Bouffées de chaleur la nuit : comprendre et mieux les gérer

Une vague de chaleur qui monte du buste vers le visage, la sensation de brûler, parfois des sueurs qui trempent le drap, puis un frisson quand tout retombe : la bouffée de chaleur nocturne — ou sueur nocturne — est vécue par une grande majorité de femmes à cette période. Elle peut vous réveiller plusieurs fois par nuit et transformer le sommeil en parcours d'obstacles.

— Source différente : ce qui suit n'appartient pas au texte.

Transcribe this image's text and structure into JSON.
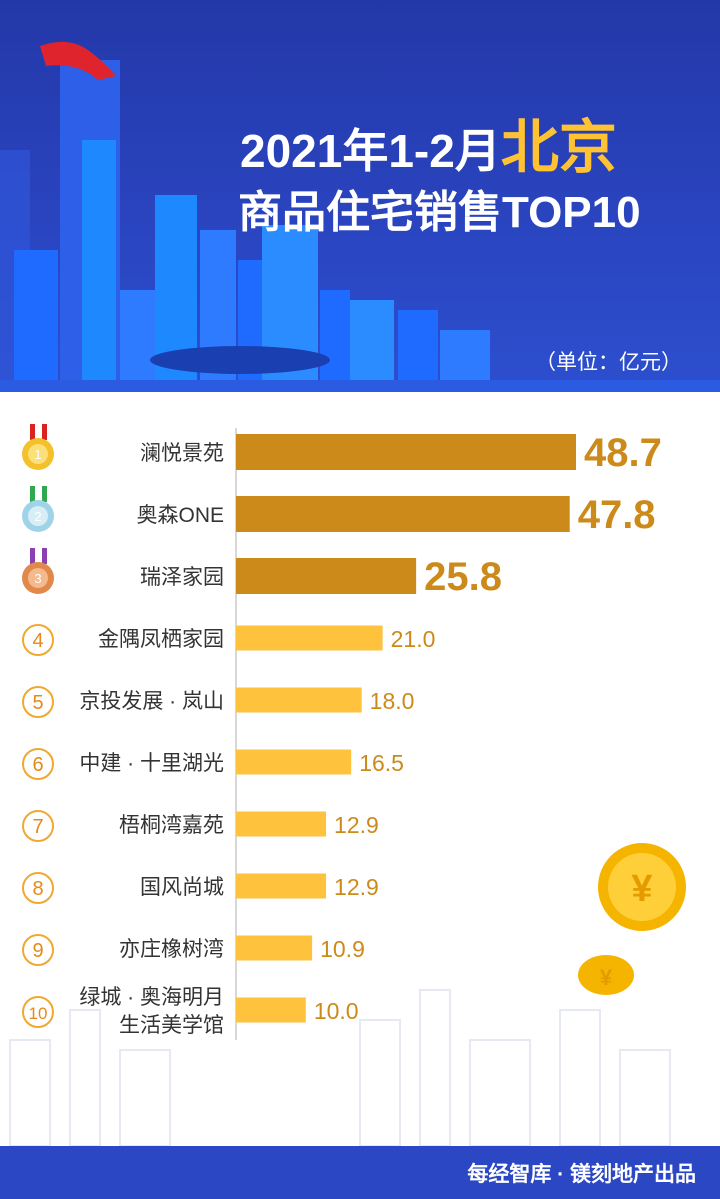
{
  "header": {
    "title_prefix": "2021年1-2月",
    "title_city": "北京",
    "title_line2": "商品住宅销售TOP10",
    "unit": "（单位：亿元）"
  },
  "footer": {
    "credit": "每经智库 · 镁刻地产出品"
  },
  "colors": {
    "header_blue": "#2a44bf",
    "top3_bar": "#cc8a1a",
    "other_bar": "#ffc23d",
    "footer_blue": "#2b47c4",
    "accent_gold": "#ffc233"
  },
  "chart_data": {
    "type": "bar",
    "orientation": "horizontal",
    "unit": "亿元",
    "categories": [
      [
        "澜悦景苑"
      ],
      [
        "奥森ONE"
      ],
      [
        "瑞泽家园"
      ],
      [
        "金隅凤栖家园"
      ],
      [
        "京投发展 · 岚山"
      ],
      [
        "中建 · 十里湖光"
      ],
      [
        "梧桐湾嘉苑"
      ],
      [
        "国风尚城"
      ],
      [
        "亦庄橡树湾"
      ],
      [
        "绿城 · 奥海明月",
        "生活美学馆"
      ]
    ],
    "ranks": [
      "1",
      "2",
      "3",
      "4",
      "5",
      "6",
      "7",
      "8",
      "9",
      "10"
    ],
    "values": [
      48.7,
      47.8,
      25.8,
      21.0,
      18.0,
      16.5,
      12.9,
      12.9,
      10.9,
      10.0
    ],
    "value_labels": [
      "48.7",
      "47.8",
      "25.8",
      "21.0",
      "18.0",
      "16.5",
      "12.9",
      "12.9",
      "10.9",
      "10.0"
    ]
  }
}
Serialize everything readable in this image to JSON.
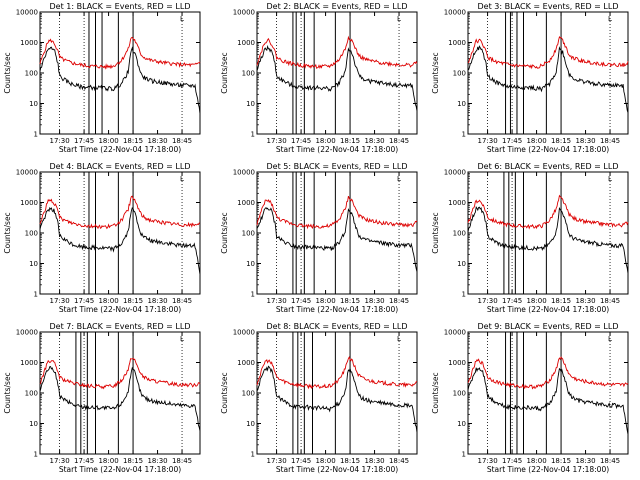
{
  "figure": {
    "xlabel": "Start Time (22-Nov-04 17:18:00)",
    "ylabel": "Counts/sec",
    "line_colors": {
      "events": "#000000",
      "lld": "#dd0000"
    }
  },
  "chart_data": [
    {
      "type": "line",
      "title": "Det 1: BLACK = Events, RED = LLD",
      "xlabel": "Start Time (22-Nov-04 17:18:00)",
      "ylabel": "Counts/sec",
      "yscale": "log",
      "ylim": [
        1,
        10000
      ],
      "xlim_minutes": [
        0,
        98
      ],
      "x_ticks": [
        "17:30",
        "17:45",
        "18:00",
        "18:15",
        "18:30",
        "18:45"
      ],
      "y_ticks": [
        "1",
        "10",
        "100",
        "1000",
        "10000"
      ],
      "legend_marker": "L",
      "dotted_lines": [
        "17:30",
        "17:45",
        "18:45"
      ],
      "solid_lines": [
        "17:48",
        "17:52",
        "17:56",
        "18:06",
        "18:15"
      ]
    },
    {
      "type": "line",
      "title": "Det 2: BLACK = Events, RED = LLD",
      "xlabel": "Start Time (22-Nov-04 17:18:00)",
      "ylabel": "Counts/sec",
      "yscale": "log",
      "ylim": [
        1,
        10000
      ],
      "xlim_minutes": [
        0,
        98
      ],
      "x_ticks": [
        "17:30",
        "17:45",
        "18:00",
        "18:15",
        "18:30",
        "18:45"
      ],
      "y_ticks": [
        "1",
        "10",
        "100",
        "1000",
        "10000"
      ],
      "legend_marker": "L",
      "dotted_lines": [
        "17:30",
        "17:45",
        "18:45"
      ],
      "solid_lines": [
        "17:40",
        "17:42",
        "17:47",
        "17:53",
        "18:06",
        "18:15"
      ]
    },
    {
      "type": "line",
      "title": "Det 3: BLACK = Events, RED = LLD",
      "xlabel": "Start Time (22-Nov-04 17:18:00)",
      "ylabel": "Counts/sec",
      "yscale": "log",
      "ylim": [
        1,
        10000
      ],
      "xlim_minutes": [
        0,
        98
      ],
      "x_ticks": [
        "17:30",
        "17:45",
        "18:00",
        "18:15",
        "18:30",
        "18:45"
      ],
      "y_ticks": [
        "1",
        "10",
        "100",
        "1000",
        "10000"
      ],
      "legend_marker": "L",
      "dotted_lines": [
        "17:30",
        "17:45",
        "18:45"
      ],
      "solid_lines": [
        "17:41",
        "17:44",
        "17:48",
        "17:52",
        "18:06",
        "18:15"
      ]
    },
    {
      "type": "line",
      "title": "Det 4: BLACK = Events, RED = LLD",
      "xlabel": "Start Time (22-Nov-04 17:18:00)",
      "ylabel": "Counts/sec",
      "yscale": "log",
      "ylim": [
        1,
        10000
      ],
      "xlim_minutes": [
        0,
        98
      ],
      "x_ticks": [
        "17:30",
        "17:45",
        "18:00",
        "18:15",
        "18:30",
        "18:45"
      ],
      "y_ticks": [
        "1",
        "10",
        "100",
        "1000",
        "10000"
      ],
      "legend_marker": "L",
      "dotted_lines": [
        "17:30",
        "17:45",
        "18:45"
      ],
      "solid_lines": [
        "17:48",
        "17:52",
        "18:06",
        "18:15"
      ]
    },
    {
      "type": "line",
      "title": "Det 5: BLACK = Events, RED = LLD",
      "xlabel": "Start Time (22-Nov-04 17:18:00)",
      "ylabel": "Counts/sec",
      "yscale": "log",
      "ylim": [
        1,
        10000
      ],
      "xlim_minutes": [
        0,
        98
      ],
      "x_ticks": [
        "17:30",
        "17:45",
        "18:00",
        "18:15",
        "18:30",
        "18:45"
      ],
      "y_ticks": [
        "1",
        "10",
        "100",
        "1000",
        "10000"
      ],
      "legend_marker": "L",
      "dotted_lines": [
        "17:30",
        "17:45",
        "18:45"
      ],
      "solid_lines": [
        "17:40",
        "17:42",
        "17:47",
        "17:53",
        "18:06",
        "18:15"
      ]
    },
    {
      "type": "line",
      "title": "Det 6: BLACK = Events, RED = LLD",
      "xlabel": "Start Time (22-Nov-04 17:18:00)",
      "ylabel": "Counts/sec",
      "yscale": "log",
      "ylim": [
        1,
        10000
      ],
      "xlim_minutes": [
        0,
        98
      ],
      "x_ticks": [
        "17:30",
        "17:45",
        "18:00",
        "18:15",
        "18:30",
        "18:45"
      ],
      "y_ticks": [
        "1",
        "10",
        "100",
        "1000",
        "10000"
      ],
      "legend_marker": "L",
      "dotted_lines": [
        "17:30",
        "17:45",
        "18:45"
      ],
      "solid_lines": [
        "17:40",
        "17:43",
        "17:47",
        "17:52",
        "18:06",
        "18:15"
      ]
    },
    {
      "type": "line",
      "title": "Det 7: BLACK = Events, RED = LLD",
      "xlabel": "Start Time (22-Nov-04 17:18:00)",
      "ylabel": "Counts/sec",
      "yscale": "log",
      "ylim": [
        1,
        10000
      ],
      "xlim_minutes": [
        0,
        98
      ],
      "x_ticks": [
        "17:30",
        "17:45",
        "18:00",
        "18:15",
        "18:30",
        "18:45"
      ],
      "y_ticks": [
        "1",
        "10",
        "100",
        "1000",
        "10000"
      ],
      "legend_marker": "L",
      "dotted_lines": [
        "17:30",
        "17:45",
        "18:45"
      ],
      "solid_lines": [
        "17:40",
        "17:43",
        "17:47",
        "17:52",
        "18:06",
        "18:15"
      ]
    },
    {
      "type": "line",
      "title": "Det 8: BLACK = Events, RED = LLD",
      "xlabel": "Start Time (22-Nov-04 17:18:00)",
      "ylabel": "Counts/sec",
      "yscale": "log",
      "ylim": [
        1,
        10000
      ],
      "xlim_minutes": [
        0,
        98
      ],
      "x_ticks": [
        "17:30",
        "17:45",
        "18:00",
        "18:15",
        "18:30",
        "18:45"
      ],
      "y_ticks": [
        "1",
        "10",
        "100",
        "1000",
        "10000"
      ],
      "legend_marker": "L",
      "dotted_lines": [
        "17:30",
        "17:45",
        "18:45"
      ],
      "solid_lines": [
        "17:40",
        "17:43",
        "17:47",
        "17:52",
        "18:06",
        "18:15"
      ]
    },
    {
      "type": "line",
      "title": "Det 9: BLACK = Events, RED = LLD",
      "xlabel": "Start Time (22-Nov-04 17:18:00)",
      "ylabel": "Counts/sec",
      "yscale": "log",
      "ylim": [
        1,
        10000
      ],
      "xlim_minutes": [
        0,
        98
      ],
      "x_ticks": [
        "17:30",
        "17:45",
        "18:00",
        "18:15",
        "18:30",
        "18:45"
      ],
      "y_ticks": [
        "1",
        "10",
        "100",
        "1000",
        "10000"
      ],
      "legend_marker": "L",
      "dotted_lines": [
        "17:30",
        "17:45",
        "18:45"
      ],
      "solid_lines": [
        "17:41",
        "17:44",
        "17:48",
        "17:52",
        "18:06",
        "18:15"
      ]
    }
  ],
  "series_profile": {
    "x_minutes": [
      0,
      2,
      4,
      5,
      7,
      9,
      11,
      12,
      14,
      16,
      20,
      25,
      30,
      35,
      40,
      45,
      50,
      54,
      56,
      58,
      60,
      62,
      64,
      68,
      75,
      85,
      95,
      98
    ],
    "events": [
      120,
      250,
      460,
      600,
      640,
      520,
      200,
      80,
      65,
      55,
      42,
      35,
      34,
      33,
      32,
      30,
      45,
      110,
      600,
      480,
      200,
      90,
      70,
      55,
      48,
      40,
      38,
      5
    ],
    "lld": [
      200,
      400,
      800,
      1100,
      1150,
      900,
      500,
      330,
      280,
      250,
      210,
      185,
      170,
      165,
      160,
      170,
      260,
      600,
      1500,
      1200,
      700,
      400,
      320,
      260,
      220,
      190,
      180,
      230
    ]
  }
}
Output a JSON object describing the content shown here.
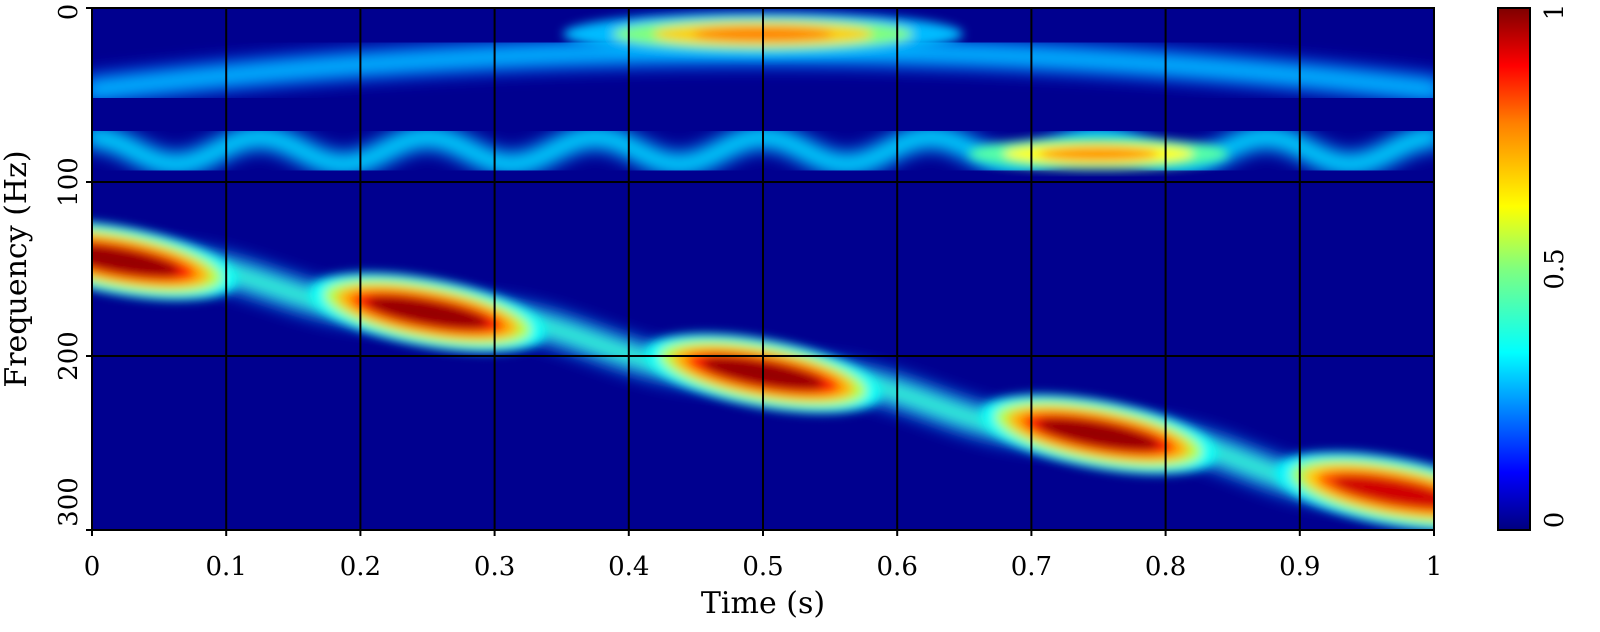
{
  "chart_data": {
    "type": "heatmap",
    "title": "",
    "xlabel": "Time (s)",
    "ylabel": "Frequency (Hz)",
    "xlim": [
      0,
      1
    ],
    "ylim": [
      0,
      300
    ],
    "y_axis_inverted": true,
    "x_ticks": [
      "0",
      "0.1",
      "0.2",
      "0.3",
      "0.4",
      "0.5",
      "0.6",
      "0.7",
      "0.8",
      "0.9",
      "1"
    ],
    "x_tick_values": [
      0,
      0.1,
      0.2,
      0.3,
      0.4,
      0.5,
      0.6,
      0.7,
      0.8,
      0.9,
      1
    ],
    "y_ticks": [
      "0",
      "100",
      "200",
      "300"
    ],
    "y_tick_values": [
      0,
      100,
      200,
      300
    ],
    "grid": true,
    "grid_color": "#000000",
    "colormap": "jet",
    "colorbar": {
      "range": [
        0,
        1
      ],
      "ticks": [
        "0",
        "0.5",
        "1"
      ],
      "tick_values": [
        0,
        0.5,
        1
      ],
      "placement": "right"
    },
    "components": [
      {
        "name": "upper chirp band",
        "description": "broad arc",
        "points": [
          {
            "t": 0.0,
            "f": 47,
            "amp": 0.18
          },
          {
            "t": 0.25,
            "f": 35,
            "amp": 0.25
          },
          {
            "t": 0.5,
            "f": 25,
            "amp": 0.45
          },
          {
            "t": 0.75,
            "f": 35,
            "amp": 0.25
          },
          {
            "t": 1.0,
            "f": 47,
            "amp": 0.18
          }
        ]
      },
      {
        "name": "top hotspot",
        "points": [
          {
            "t": 0.5,
            "f": 15,
            "amp": 0.75
          }
        ]
      },
      {
        "name": "oscillating band",
        "center_f": 82,
        "swing_f": 8,
        "period_s": 0.125,
        "peak": {
          "t": 0.75,
          "f": 85,
          "amp": 0.75
        }
      },
      {
        "name": "ridge blobs",
        "points": [
          {
            "t": 0.02,
            "f": 145,
            "amp": 1.0
          },
          {
            "t": 0.25,
            "f": 175,
            "amp": 1.0
          },
          {
            "t": 0.5,
            "f": 210,
            "amp": 1.0
          },
          {
            "t": 0.75,
            "f": 245,
            "amp": 1.0
          },
          {
            "t": 0.97,
            "f": 278,
            "amp": 0.95
          }
        ]
      }
    ]
  }
}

Que se passe-t-il dans le corps ?

Tout se joue dans l'hypothalamus, le « thermostat » du cerveau. Avec la baisse des œstrogènes, ce thermostat devient plus sensible : il interprète de très légères variations de température comme un excès de chaleur. Pour vous « refroidir », l'organisme dilate les vaisseaux et déclenche la transpiration. Résultat : une bouffée, puis le refroidissement qui suit. La nuit, ce mécanisme est d'autant plus perturbant qu'il interrompt le sommeil profond.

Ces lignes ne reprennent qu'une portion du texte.